I nodded, encouraging her to continue.

“There was an explosion. Took out most of the workers, including my parents and my two older brothers.” She took another spoonful of soup, the motion mechanical. “The children who survived were gathered up and returned to their species’ original planet. Back on Earth, I was evaluated with the rest of the orphans. It was a long time ago, but I remember psychological and physical assessments. Then we were sorted into different outcomes.”

“Sorted?”

“Well, they had to do something with us. And, look—this isn’t that uncommon. Destructive events happen now and then, and large numbers of orphans need to go somewhere. The children who were little enough to not be completely traumatized went to adoptive families.” I didn’t miss the edge to her voice. “The smart ones ones with potential in science, math, or whatever, were sent to schools.”

“And you?”

She met my eyes, and for just a moment, I saw something raw beneath the surface. “Others, like me, were deemed ideal for military or intelligence training. We were physically able and had the right psychological profiles.

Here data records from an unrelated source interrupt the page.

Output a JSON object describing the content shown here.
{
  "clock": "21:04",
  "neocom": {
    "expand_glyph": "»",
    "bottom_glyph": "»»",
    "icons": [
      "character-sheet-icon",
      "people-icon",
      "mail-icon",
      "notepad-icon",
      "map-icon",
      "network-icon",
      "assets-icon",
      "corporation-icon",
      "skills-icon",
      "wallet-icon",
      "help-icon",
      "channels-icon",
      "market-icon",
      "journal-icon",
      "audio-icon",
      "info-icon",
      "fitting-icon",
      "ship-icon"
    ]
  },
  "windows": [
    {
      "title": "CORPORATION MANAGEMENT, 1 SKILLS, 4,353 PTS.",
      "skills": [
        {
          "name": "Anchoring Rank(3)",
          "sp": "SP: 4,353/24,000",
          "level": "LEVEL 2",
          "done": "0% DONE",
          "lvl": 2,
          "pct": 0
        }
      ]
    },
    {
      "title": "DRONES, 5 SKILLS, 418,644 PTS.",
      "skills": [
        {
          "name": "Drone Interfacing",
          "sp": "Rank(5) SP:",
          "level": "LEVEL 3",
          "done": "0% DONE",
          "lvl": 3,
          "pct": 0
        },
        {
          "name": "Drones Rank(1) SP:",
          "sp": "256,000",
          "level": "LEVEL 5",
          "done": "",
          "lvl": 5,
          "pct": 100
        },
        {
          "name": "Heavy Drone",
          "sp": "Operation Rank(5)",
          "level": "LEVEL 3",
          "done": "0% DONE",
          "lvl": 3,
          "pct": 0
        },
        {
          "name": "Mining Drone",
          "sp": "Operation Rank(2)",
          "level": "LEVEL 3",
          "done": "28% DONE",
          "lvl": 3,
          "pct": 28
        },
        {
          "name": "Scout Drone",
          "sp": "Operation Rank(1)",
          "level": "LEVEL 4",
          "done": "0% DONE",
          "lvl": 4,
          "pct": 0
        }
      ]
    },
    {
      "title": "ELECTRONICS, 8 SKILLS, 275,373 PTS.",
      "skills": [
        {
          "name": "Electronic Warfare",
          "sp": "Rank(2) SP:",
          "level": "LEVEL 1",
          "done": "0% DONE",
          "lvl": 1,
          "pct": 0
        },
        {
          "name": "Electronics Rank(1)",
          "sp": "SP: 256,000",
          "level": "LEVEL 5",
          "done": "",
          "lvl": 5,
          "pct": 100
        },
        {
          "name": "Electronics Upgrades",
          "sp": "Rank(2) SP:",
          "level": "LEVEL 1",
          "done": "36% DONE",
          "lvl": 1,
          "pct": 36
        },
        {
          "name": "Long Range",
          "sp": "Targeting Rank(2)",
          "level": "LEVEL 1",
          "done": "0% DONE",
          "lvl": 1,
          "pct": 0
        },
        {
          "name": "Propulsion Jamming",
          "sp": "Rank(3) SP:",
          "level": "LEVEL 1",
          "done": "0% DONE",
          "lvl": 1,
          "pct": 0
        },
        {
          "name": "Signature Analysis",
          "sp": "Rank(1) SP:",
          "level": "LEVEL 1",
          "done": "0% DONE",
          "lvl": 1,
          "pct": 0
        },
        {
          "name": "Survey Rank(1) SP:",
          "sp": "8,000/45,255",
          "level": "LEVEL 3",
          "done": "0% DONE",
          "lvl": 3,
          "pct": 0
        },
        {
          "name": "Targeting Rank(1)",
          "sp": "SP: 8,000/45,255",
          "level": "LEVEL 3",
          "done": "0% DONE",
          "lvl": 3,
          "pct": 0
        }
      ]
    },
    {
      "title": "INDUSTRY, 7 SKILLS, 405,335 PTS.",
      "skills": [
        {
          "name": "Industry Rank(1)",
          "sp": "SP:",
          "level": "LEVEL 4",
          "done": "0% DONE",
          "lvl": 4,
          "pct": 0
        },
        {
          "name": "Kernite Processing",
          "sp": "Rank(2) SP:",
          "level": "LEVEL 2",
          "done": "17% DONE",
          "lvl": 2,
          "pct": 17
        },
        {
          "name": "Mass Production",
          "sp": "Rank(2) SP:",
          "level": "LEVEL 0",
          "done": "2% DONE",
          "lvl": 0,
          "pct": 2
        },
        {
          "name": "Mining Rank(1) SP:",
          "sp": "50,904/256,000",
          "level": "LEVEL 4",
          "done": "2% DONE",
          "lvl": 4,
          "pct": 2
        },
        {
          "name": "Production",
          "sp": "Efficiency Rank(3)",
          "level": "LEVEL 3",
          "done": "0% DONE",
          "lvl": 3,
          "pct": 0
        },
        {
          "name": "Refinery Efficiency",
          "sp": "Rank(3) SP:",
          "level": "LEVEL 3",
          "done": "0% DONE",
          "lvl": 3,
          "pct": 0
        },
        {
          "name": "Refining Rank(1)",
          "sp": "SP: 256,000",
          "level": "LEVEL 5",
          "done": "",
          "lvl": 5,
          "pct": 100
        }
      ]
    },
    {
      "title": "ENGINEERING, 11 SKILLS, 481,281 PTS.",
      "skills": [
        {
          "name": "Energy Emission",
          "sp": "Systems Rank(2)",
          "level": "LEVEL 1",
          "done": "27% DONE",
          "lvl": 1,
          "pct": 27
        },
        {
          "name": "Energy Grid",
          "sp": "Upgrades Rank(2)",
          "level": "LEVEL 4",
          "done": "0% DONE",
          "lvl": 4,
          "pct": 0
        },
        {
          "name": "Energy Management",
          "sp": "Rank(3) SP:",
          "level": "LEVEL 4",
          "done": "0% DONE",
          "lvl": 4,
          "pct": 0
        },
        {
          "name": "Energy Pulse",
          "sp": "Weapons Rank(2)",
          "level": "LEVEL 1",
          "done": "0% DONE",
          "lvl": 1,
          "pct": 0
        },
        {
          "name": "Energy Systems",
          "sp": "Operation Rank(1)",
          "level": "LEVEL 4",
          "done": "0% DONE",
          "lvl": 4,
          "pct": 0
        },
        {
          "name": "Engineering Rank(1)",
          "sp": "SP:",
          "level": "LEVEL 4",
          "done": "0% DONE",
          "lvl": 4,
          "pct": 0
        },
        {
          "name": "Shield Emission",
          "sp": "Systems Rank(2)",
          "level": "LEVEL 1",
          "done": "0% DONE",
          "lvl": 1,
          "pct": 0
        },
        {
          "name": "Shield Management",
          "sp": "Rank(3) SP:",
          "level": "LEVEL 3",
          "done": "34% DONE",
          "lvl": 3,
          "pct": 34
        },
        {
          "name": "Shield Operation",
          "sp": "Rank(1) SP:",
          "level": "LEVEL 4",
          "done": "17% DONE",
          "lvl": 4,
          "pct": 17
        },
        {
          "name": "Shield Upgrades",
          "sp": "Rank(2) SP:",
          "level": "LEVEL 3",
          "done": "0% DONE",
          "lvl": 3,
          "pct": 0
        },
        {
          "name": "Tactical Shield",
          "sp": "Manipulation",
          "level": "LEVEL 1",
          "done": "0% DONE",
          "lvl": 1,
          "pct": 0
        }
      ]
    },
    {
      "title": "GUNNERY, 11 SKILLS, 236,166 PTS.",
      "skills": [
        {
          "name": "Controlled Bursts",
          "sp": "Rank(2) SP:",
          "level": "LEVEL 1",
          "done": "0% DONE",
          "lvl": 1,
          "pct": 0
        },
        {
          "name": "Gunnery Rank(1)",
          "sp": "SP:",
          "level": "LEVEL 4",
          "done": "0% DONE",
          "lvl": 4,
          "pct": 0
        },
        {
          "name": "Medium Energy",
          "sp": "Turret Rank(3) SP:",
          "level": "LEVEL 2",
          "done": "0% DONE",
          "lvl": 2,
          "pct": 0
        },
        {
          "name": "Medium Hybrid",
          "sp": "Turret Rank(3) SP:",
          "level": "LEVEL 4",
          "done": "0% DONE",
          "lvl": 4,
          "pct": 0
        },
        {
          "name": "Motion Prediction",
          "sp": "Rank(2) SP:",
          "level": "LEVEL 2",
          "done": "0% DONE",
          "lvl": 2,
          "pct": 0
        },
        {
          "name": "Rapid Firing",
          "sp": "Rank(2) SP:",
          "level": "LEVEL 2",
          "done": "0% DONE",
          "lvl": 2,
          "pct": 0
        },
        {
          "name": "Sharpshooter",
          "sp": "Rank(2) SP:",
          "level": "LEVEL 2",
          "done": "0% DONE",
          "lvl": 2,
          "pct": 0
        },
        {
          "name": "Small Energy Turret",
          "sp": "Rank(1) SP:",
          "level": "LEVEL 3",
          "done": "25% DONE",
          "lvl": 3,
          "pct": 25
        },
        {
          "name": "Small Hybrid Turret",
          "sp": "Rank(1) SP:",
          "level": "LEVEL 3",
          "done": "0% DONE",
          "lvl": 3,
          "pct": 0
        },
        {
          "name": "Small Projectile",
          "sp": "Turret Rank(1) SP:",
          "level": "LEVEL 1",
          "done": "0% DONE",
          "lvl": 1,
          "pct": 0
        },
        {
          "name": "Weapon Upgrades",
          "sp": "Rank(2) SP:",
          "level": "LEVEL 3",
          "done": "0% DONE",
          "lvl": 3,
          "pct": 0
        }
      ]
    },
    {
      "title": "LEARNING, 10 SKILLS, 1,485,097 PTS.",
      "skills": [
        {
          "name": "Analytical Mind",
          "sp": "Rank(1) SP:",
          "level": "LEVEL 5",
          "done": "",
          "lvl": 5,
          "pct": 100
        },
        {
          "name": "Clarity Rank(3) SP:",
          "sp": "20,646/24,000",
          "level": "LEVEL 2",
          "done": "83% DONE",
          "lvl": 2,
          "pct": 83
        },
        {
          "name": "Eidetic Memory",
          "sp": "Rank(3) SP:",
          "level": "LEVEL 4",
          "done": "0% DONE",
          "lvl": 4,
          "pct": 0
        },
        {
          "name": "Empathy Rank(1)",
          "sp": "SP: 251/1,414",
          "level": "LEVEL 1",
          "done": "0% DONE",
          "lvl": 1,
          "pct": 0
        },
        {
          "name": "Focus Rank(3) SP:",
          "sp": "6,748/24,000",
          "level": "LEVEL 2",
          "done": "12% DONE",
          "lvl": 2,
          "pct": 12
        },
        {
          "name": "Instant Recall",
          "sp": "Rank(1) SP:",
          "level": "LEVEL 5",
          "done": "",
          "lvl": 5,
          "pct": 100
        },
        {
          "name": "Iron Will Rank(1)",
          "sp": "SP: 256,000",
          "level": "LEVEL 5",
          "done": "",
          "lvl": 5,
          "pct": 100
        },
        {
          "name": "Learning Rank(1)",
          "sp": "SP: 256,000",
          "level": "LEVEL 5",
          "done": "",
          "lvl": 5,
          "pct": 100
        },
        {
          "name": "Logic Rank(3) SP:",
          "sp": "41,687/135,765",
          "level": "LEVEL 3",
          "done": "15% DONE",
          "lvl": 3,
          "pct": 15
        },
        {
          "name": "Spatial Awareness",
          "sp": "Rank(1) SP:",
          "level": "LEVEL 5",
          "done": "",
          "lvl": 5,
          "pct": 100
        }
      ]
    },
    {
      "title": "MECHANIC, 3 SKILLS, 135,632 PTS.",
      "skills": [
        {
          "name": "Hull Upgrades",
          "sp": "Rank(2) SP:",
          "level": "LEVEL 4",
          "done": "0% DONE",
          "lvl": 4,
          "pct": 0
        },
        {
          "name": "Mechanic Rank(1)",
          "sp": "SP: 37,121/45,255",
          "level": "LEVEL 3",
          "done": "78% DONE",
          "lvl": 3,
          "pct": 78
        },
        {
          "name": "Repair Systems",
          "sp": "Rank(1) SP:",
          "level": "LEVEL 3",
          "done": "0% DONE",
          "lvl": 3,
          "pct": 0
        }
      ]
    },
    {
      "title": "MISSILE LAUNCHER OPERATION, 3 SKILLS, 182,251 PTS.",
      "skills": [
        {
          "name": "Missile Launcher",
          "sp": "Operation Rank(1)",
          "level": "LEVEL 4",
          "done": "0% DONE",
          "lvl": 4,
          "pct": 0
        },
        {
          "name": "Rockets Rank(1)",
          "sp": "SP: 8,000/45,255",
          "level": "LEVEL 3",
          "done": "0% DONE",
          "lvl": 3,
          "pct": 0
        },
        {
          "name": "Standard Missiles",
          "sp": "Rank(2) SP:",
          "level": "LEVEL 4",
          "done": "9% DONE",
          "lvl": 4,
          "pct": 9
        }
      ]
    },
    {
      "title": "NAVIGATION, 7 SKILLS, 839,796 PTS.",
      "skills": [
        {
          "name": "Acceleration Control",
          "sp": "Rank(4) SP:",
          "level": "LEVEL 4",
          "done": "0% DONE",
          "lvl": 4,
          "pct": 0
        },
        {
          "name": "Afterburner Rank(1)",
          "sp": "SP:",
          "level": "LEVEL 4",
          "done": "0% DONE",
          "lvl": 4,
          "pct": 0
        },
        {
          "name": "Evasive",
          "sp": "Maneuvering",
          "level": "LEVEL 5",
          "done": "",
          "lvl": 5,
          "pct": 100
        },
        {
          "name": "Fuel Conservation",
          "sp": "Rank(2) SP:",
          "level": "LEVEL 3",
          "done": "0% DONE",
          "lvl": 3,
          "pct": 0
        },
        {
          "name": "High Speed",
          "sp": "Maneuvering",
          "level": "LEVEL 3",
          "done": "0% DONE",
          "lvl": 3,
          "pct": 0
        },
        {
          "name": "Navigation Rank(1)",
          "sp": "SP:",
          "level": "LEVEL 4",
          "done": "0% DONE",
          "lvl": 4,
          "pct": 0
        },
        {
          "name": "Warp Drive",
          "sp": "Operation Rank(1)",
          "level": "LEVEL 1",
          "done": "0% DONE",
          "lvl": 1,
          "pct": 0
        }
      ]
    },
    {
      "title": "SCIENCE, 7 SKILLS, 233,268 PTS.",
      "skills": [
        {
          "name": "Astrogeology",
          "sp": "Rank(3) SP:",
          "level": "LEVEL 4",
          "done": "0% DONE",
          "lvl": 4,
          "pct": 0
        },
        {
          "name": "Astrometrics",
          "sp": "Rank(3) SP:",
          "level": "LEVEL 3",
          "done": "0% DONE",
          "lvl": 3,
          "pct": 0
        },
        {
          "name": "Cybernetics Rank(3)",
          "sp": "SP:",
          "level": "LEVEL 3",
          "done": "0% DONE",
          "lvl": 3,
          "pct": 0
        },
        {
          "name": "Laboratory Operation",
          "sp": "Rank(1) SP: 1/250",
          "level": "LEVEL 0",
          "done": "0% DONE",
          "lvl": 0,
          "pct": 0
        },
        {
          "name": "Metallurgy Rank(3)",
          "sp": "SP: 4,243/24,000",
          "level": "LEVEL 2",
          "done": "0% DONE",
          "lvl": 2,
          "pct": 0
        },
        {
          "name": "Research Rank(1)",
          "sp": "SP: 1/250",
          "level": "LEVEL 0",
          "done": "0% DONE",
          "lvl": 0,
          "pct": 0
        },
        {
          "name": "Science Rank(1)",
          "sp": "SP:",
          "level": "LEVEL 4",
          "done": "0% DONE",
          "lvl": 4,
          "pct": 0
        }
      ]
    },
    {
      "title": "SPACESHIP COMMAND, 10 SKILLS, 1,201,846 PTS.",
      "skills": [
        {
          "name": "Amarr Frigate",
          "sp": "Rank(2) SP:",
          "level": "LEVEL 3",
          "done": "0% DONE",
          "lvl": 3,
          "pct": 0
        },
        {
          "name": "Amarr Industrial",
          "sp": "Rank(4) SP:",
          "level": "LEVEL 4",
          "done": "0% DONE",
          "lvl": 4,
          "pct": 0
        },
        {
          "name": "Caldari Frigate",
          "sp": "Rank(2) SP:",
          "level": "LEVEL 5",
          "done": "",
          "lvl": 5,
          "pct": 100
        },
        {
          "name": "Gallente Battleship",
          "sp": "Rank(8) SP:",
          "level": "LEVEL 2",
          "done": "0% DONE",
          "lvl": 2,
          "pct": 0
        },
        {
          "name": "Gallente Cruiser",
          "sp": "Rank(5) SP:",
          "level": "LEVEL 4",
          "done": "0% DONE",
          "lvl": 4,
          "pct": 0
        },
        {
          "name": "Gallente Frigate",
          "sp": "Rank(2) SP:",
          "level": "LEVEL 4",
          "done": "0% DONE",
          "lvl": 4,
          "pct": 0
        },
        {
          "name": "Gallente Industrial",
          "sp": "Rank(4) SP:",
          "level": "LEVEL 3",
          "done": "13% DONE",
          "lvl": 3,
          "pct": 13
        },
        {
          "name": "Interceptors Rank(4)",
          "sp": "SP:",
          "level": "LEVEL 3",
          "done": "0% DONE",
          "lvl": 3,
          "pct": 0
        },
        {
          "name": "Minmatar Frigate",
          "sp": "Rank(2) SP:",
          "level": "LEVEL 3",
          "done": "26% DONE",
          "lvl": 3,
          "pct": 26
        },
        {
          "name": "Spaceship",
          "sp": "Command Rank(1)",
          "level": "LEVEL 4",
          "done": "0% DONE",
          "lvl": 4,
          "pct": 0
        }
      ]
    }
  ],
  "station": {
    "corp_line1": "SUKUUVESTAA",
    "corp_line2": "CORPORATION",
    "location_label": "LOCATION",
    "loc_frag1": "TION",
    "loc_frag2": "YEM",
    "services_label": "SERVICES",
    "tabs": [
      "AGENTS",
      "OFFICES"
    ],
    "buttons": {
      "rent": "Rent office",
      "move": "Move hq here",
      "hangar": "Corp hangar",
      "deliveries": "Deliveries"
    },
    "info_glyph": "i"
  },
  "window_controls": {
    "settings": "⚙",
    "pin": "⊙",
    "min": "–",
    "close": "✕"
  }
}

Whatever that meant for a six-year-old…” She shook her head. “We had the right lack of attachments. So we were taken to training facilities and raised to be what we are now.”

“Operatives,” I said.

“With reconnaissance, espionage, and assassination skills.” She said it as calmly as if she were reciting a list of supplies. “We were well educated, too. Math, history, science. You know. All the basics. But I was made to be an operative. It’s what I’ve been for most of my life.”

I absorbed this, feeling the weight of it settle into my understanding of her. The neutral expressions. The controlled movements. The walls she kept around herself. They weren’t just personality traits. They were survival mechanisms, trained into her from childhood by people who saw her as a tool rather than a person.

“Is this the life you would have chosen?” I asked. “If you’d had a choice?”

She was silent for a long moment. When she spoke, her voice was quieter than before. “Choice was never going to be part of my life. Even before the training. If the mine hadn’t been destroyed, I would have become a worker there, like my parents. No one left, because no one knew any other way. We were trapped by circumstances, not walls.”

“But if you could choose now?” I pressed, for stars know what reason. “If you could do anything, be anything?”

The question seemed to catch her off guard. Her brow furrowed slightly, the closest thing to visible confusion I’d seen from her. “I can’t say. I’m not good at anything else.”

“I don’t believe that.”

She placed her spoon down with a clunk against the heavy stoneware bowl. “Baleck, I don’t know what else I’d do. I’ve never thought about it. There’s never been a point.”

I wanted to tell her that there was a point. That she was more than what she’d been made to be, that she deserved to want things for herself rather than just executing missions and following orders. But I could see that she wasn’t ready to hear it. Not yet.

“Enough about me,” she said, her voice firming as she regained her composure. “What about you? Your past. You fought in the Brakken war. Did you lose family?”

I shook my head, and something flickered across her face. Surprise, maybe.

“My entire family survived,” I said. “We were fortunate. Many weren’t.”

“All of them? Parents? Siblings?”

“My mother and father live on Lord Savair’s Sola. My sister and her mate are on Lord Scaron’s. We were separated during some of the worst fighting, but we found each other again when it was over.” I smiled at the memory of that reunion, the colors that had blazed across all our skins when we finally held each other again. “We’re a stubborn family. Too stubborn to die, my mother likes to say.”

Iris stared at me, and I realized that this was genuinely surprising to her. That she had expected tragedy, expected wounds that mirrored her own, and instead found someone who had emerged from horror relatively whole.